Ewa Krajska
Boże Narodzenie na sprzedaż
"Nie znam zwyczaju bardziej odrażającego ani bardziej niebezpiecznego niż obchodzenie Świąt Bożego Narodzenia zanim nadejdą. Istotą każdego święta jest przecież właśnie to, że rozpoczyna się tak cudownie nagle. Chwilę temu był jeszcze zwyczajny dzień i wtem, moment później, dzień staje się nadzwyczajny.
(...) Wszystkie tradycje związane z Bożym Narodzeniem sprowadzały się do tego, że nie wolno było czegoś robić - czy to dotykać, czy mówić, czy wiedzieć - póki nie nastały Święta."

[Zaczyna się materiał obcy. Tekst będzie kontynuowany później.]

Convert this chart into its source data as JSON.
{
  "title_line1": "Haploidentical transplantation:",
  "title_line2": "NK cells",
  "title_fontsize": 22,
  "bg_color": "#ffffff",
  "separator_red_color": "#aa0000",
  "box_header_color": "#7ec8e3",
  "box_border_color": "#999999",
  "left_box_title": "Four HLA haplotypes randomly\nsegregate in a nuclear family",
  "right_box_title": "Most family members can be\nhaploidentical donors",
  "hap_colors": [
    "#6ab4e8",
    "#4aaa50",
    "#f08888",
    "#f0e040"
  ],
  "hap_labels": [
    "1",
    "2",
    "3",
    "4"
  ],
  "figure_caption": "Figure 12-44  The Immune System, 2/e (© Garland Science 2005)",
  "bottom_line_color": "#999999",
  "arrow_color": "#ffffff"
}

Tak pisał w 1908 r. Gilbert Keith Chesterton. To, co tak bardzo oburzało brytyjskiego pisarza i publicystę to fakt ukazywania się świątecznej prasy na długo przed nadejściem świąt. "Rzuca się w oczy - pisał - zwłaszcza gdy człowiek kupuje świąteczne wydania miesięczników, które ukazują się z takim wyprzedzeniem, że czytelnik, dalibóg, nie zdążył jeszcze odżałować makowca z zeszłego roku, a co dopiero mówić o przymierzaniu się do makowca w roku bieżącym."

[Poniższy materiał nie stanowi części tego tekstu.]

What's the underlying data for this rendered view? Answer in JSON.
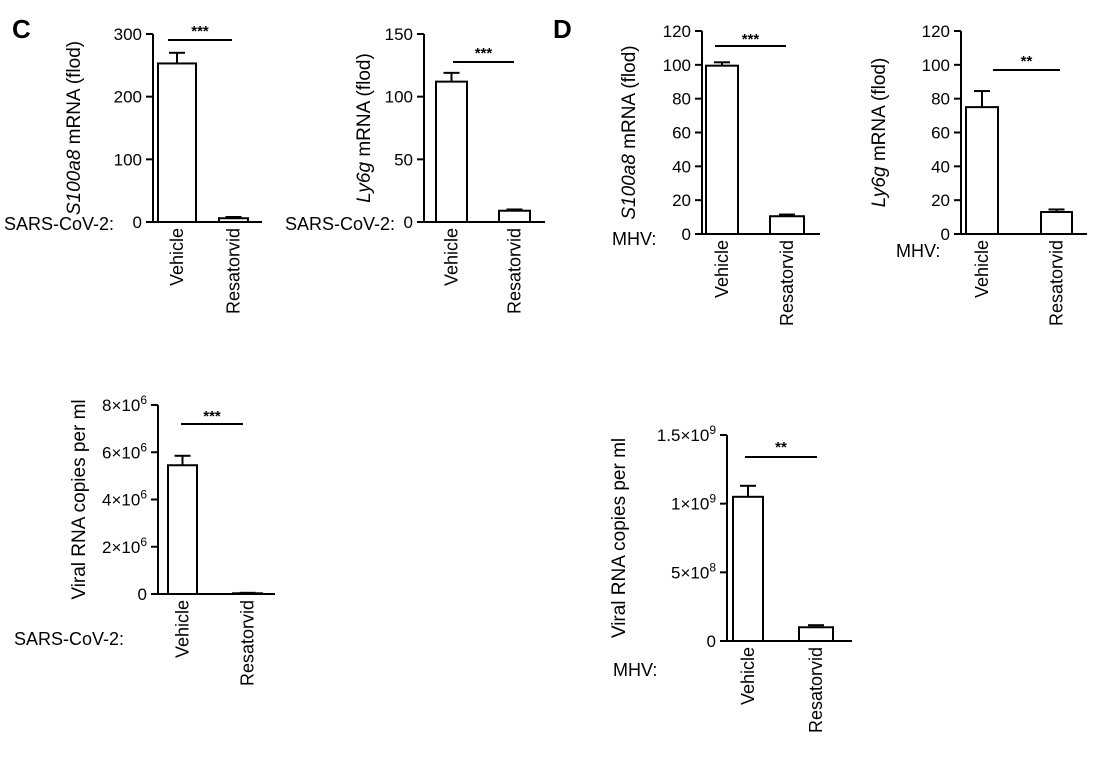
{
  "panels": [
    {
      "letter": "C",
      "color_letter": "#000000"
    },
    {
      "letter": "D",
      "color_letter": "#000000"
    }
  ],
  "chart_data": [
    {
      "type": "bar",
      "panel": "C",
      "condition_label": "SARS-CoV-2:",
      "ylabel_italic": "S100a8",
      "ylabel_rest": " mRNA (flod)",
      "categories": [
        "Vehicle",
        "Resatorvid"
      ],
      "values": [
        253,
        6
      ],
      "errors": [
        17,
        2
      ],
      "ylim": [
        0,
        300
      ],
      "yticks": [
        "0",
        "100",
        "200",
        "300"
      ],
      "significance": "***",
      "bar_fill": "#ffffff",
      "bar_stroke": "#000000"
    },
    {
      "type": "bar",
      "panel": "C",
      "condition_label": "SARS-CoV-2:",
      "ylabel_italic": "Ly6g",
      "ylabel_rest": " mRNA (flod)",
      "categories": [
        "Vehicle",
        "Resatorvid"
      ],
      "values": [
        112,
        9
      ],
      "errors": [
        7,
        1
      ],
      "ylim": [
        0,
        150
      ],
      "yticks": [
        "0",
        "50",
        "100",
        "150"
      ],
      "significance": "***",
      "bar_fill": "#ffffff",
      "bar_stroke": "#000000"
    },
    {
      "type": "bar",
      "panel": "D",
      "condition_label": "MHV:",
      "ylabel_italic": "S100a8",
      "ylabel_rest": " mRNA (flod)",
      "categories": [
        "Vehicle",
        "Resatorvid"
      ],
      "values": [
        99.5,
        10.5
      ],
      "errors": [
        2.0,
        1.0
      ],
      "ylim": [
        0,
        120
      ],
      "yticks": [
        "0",
        "20",
        "40",
        "60",
        "80",
        "100",
        "120"
      ],
      "significance": "***",
      "bar_fill": "#ffffff",
      "bar_stroke": "#000000"
    },
    {
      "type": "bar",
      "panel": "D",
      "condition_label": "MHV:",
      "ylabel_italic": "Ly6g",
      "ylabel_rest": " mRNA (flod)",
      "categories": [
        "Vehicle",
        "Resatorvid"
      ],
      "values": [
        75,
        13
      ],
      "errors": [
        9.5,
        1.5
      ],
      "ylim": [
        0,
        120
      ],
      "yticks": [
        "0",
        "20",
        "40",
        "60",
        "80",
        "100",
        "120"
      ],
      "significance": "**",
      "bar_fill": "#ffffff",
      "bar_stroke": "#000000"
    },
    {
      "type": "bar",
      "panel": "C",
      "condition_label": "SARS-CoV-2:",
      "ylabel_italic": "",
      "ylabel_rest": "Viral RNA copies per ml",
      "categories": [
        "Vehicle",
        "Resatorvid"
      ],
      "values": [
        5450000,
        30000
      ],
      "errors": [
        400000,
        20000
      ],
      "ylim": [
        0,
        8000000
      ],
      "yticks": [
        {
          "base": "0",
          "exp": ""
        },
        {
          "base": "2×10",
          "exp": "6"
        },
        {
          "base": "4×10",
          "exp": "6"
        },
        {
          "base": "6×10",
          "exp": "6"
        },
        {
          "base": "8×10",
          "exp": "6"
        }
      ],
      "significance": "***",
      "bar_fill": "#ffffff",
      "bar_stroke": "#000000"
    },
    {
      "type": "bar",
      "panel": "D",
      "condition_label": "MHV:",
      "ylabel_italic": "",
      "ylabel_rest": "Viral RNA copies per ml",
      "categories": [
        "Vehicle",
        "Resatorvid"
      ],
      "values": [
        1050000000,
        100000000
      ],
      "errors": [
        80000000,
        15000000
      ],
      "ylim": [
        0,
        1500000000
      ],
      "yticks": [
        {
          "base": "0",
          "exp": ""
        },
        {
          "base": "5×10",
          "exp": "8"
        },
        {
          "base": "1×10",
          "exp": "9"
        },
        {
          "base": "1.5×10",
          "exp": "9"
        }
      ],
      "significance": "**",
      "bar_fill": "#ffffff",
      "bar_stroke": "#000000"
    }
  ]
}
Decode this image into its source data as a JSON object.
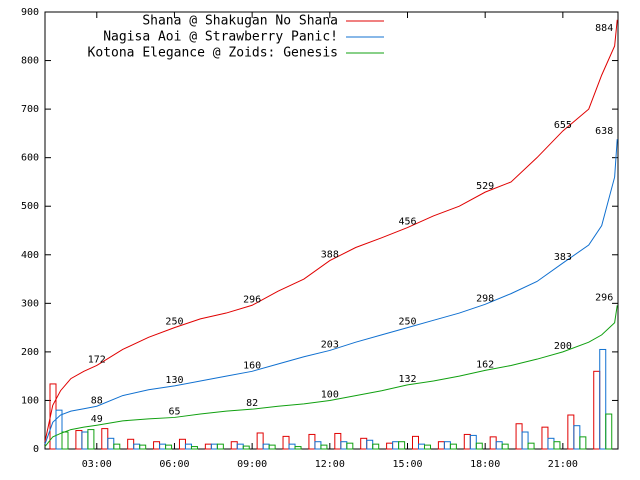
{
  "chart_data": {
    "type": "line",
    "x": [
      1,
      1.3,
      1.6,
      2,
      2.5,
      3,
      4,
      5,
      6,
      7,
      8,
      9,
      10,
      11,
      12,
      13,
      14,
      15,
      16,
      17,
      18,
      19,
      20,
      21,
      22,
      22.5,
      23,
      23.1
    ],
    "series": [
      {
        "name": "Shana @ Shakugan No Shana",
        "color": "#e00000",
        "values": [
          15,
          90,
          120,
          145,
          160,
          172,
          205,
          230,
          250,
          268,
          280,
          296,
          325,
          350,
          388,
          415,
          435,
          456,
          480,
          500,
          529,
          550,
          600,
          655,
          700,
          770,
          830,
          884
        ],
        "bar_values": [
          134,
          38,
          42,
          20,
          15,
          20,
          10,
          15,
          33,
          26,
          30,
          32,
          22,
          12,
          26,
          15,
          30,
          25,
          52,
          45,
          70,
          160
        ]
      },
      {
        "name": "Nagisa Aoi @ Strawberry Panic!",
        "color": "#1070d0",
        "values": [
          10,
          55,
          70,
          78,
          83,
          88,
          110,
          122,
          130,
          140,
          150,
          160,
          175,
          190,
          203,
          220,
          235,
          250,
          265,
          280,
          298,
          320,
          345,
          383,
          420,
          460,
          560,
          638
        ],
        "bar_values": [
          80,
          35,
          22,
          10,
          10,
          10,
          10,
          10,
          10,
          10,
          15,
          15,
          18,
          15,
          10,
          15,
          28,
          15,
          35,
          22,
          48,
          205
        ]
      },
      {
        "name": "Kotona Elegance @ Zoids: Genesis",
        "color": "#10a010",
        "values": [
          5,
          25,
          32,
          40,
          45,
          49,
          58,
          62,
          65,
          72,
          78,
          82,
          88,
          93,
          100,
          110,
          120,
          132,
          140,
          150,
          162,
          172,
          185,
          200,
          220,
          235,
          260,
          296
        ],
        "bar_values": [
          35,
          40,
          10,
          8,
          8,
          5,
          10,
          6,
          8,
          5,
          8,
          12,
          10,
          15,
          8,
          10,
          12,
          10,
          12,
          15,
          25,
          72
        ]
      }
    ],
    "bar_x": [
      1,
      2,
      3,
      4,
      5,
      6,
      7,
      8,
      9,
      10,
      11,
      12,
      13,
      14,
      15,
      16,
      17,
      18,
      19,
      20,
      21,
      22
    ],
    "xlim": [
      1,
      23.13
    ],
    "xticks": [
      {
        "value": 3,
        "label": "03:00"
      },
      {
        "value": 6,
        "label": "06:00"
      },
      {
        "value": 9,
        "label": "09:00"
      },
      {
        "value": 12,
        "label": "12:00"
      },
      {
        "value": 15,
        "label": "15:00"
      },
      {
        "value": 18,
        "label": "18:00"
      },
      {
        "value": 21,
        "label": "21:00"
      }
    ],
    "ylim": [
      0,
      900
    ],
    "yticks": [
      0,
      100,
      200,
      300,
      400,
      500,
      600,
      700,
      800,
      900
    ],
    "legend": "top-right"
  }
}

Dziś, po prawie stu latach, Chesterton miałby, niestety znacznie więcej powodów do oburzenia. Katolickie święto, jakim jest Boże Narodzenie od wielu już lat jest przekształcane w gigantyczny kiermasz przemysłowo-handlowy. Towarem stał się nawet opłatek, sprzedawany w supermarketach przez ekspedientki namawiające do jego kupna obok serków, mydełek i innych produktów wciskanych klientom jako szczególne okazje.
Na długo wcześniej, zanim w Kościele rozpocznie się okres Adwentu będący czasem duchowego przygotowania się do przeżycia tajemnicy Bożego Wcielenia na ulicach, w sklepach, instytucjach inauguruje się święta. Pojawiają się choinki, rzęsiście oświetlone świąteczne dekoracje, świąteczne reklamy, girlandy, na ulicach i w sklepach rozbrzmiewają kolędy, pojawiają się masowo "mikołaje", którzy reklamują lub sprzedają wszystko, co tylko jest do sprzedania. I to wszystko odbywa się w kraju, w którym zdecydowana większość deklaruje wyznawanie religii katolickiej. Czyżby cały handel znajdował się już w obcych, wrogich katolicyzmowi i Polakom rękach, a wszyscy "mikołaje" i ekspedientki-śnieżynki to jakaś kosmiczna inwazja ? Na naszych oczach i przy naszej milczącej aprobacie odbywa się proces laicyzacji świąt Bożego Narodzenia, proces mający odebrać tym świętom ich charakter religijny.
Boże Narodzenie traktowane wyłącznie zewnętrznie, sprowadzane do świątecznych rekwizytów nie tylko prowadzi do utraty "wewnętrznego" sensu Bożych Narodzin, ale również do swego rodzaju profanacji istotnych jego elementów.
Opłatek, przynoszony do domów z Kościoła, od którego dzielenia się z najbliższymi rozpoczyna się wieczerza wigilijna, ma w naszej Ojczyźnie szczególne znaczenie. Polski opłatek towarzyszył nam we wszystkich najtrudniejszych i najbardziej tragicznych wydarzeniach naszej historii. Łamano się nim ze łzami na emigracji po klęskach narodowych powstań i w wigilie lat drugiej wojny światowej. Wysyłamy go w listach do krewnych i przyjaciół znajdujących się daleko od rodzinnego kraju.
Kiedy w wieczór wigilijny śpiewamy kolędę "Cicha noc" to mamy świadomość, że dane jest nam przeżywać tę jedną, jedyną i niepowtarzalną noc, która zdarza się tylko raz w roku.
Oczywiście, może ktoś powiedzieć, że kolędy, choinka, Mikołaj, na którego czekają dzieci to tylko oprawa świąt, a nie ich istota. To prawda. Jednak nie sposób nie zgodzić się tu z następującą opinią Chestertona: "... cała ta bożonarodzeniowa tajemniczość stanowi po prostu ceremoniał; ale ten, kto nie lubi ceremoniału, w ogóle nie powinien obchodzić Bożego Narodzenia. (...) Nie pojmuję, czemu ktoś miałby sobie zawracać głowę udziałem w ceremonii, skoro nie chce jej spełnić z należytą ceremonialnością. (...)
Bądźmy zatem konsekwentni. Albo obchodźmy Boże Narodzenie jak przystoi - albo nie obchodźmy tego święta wcale."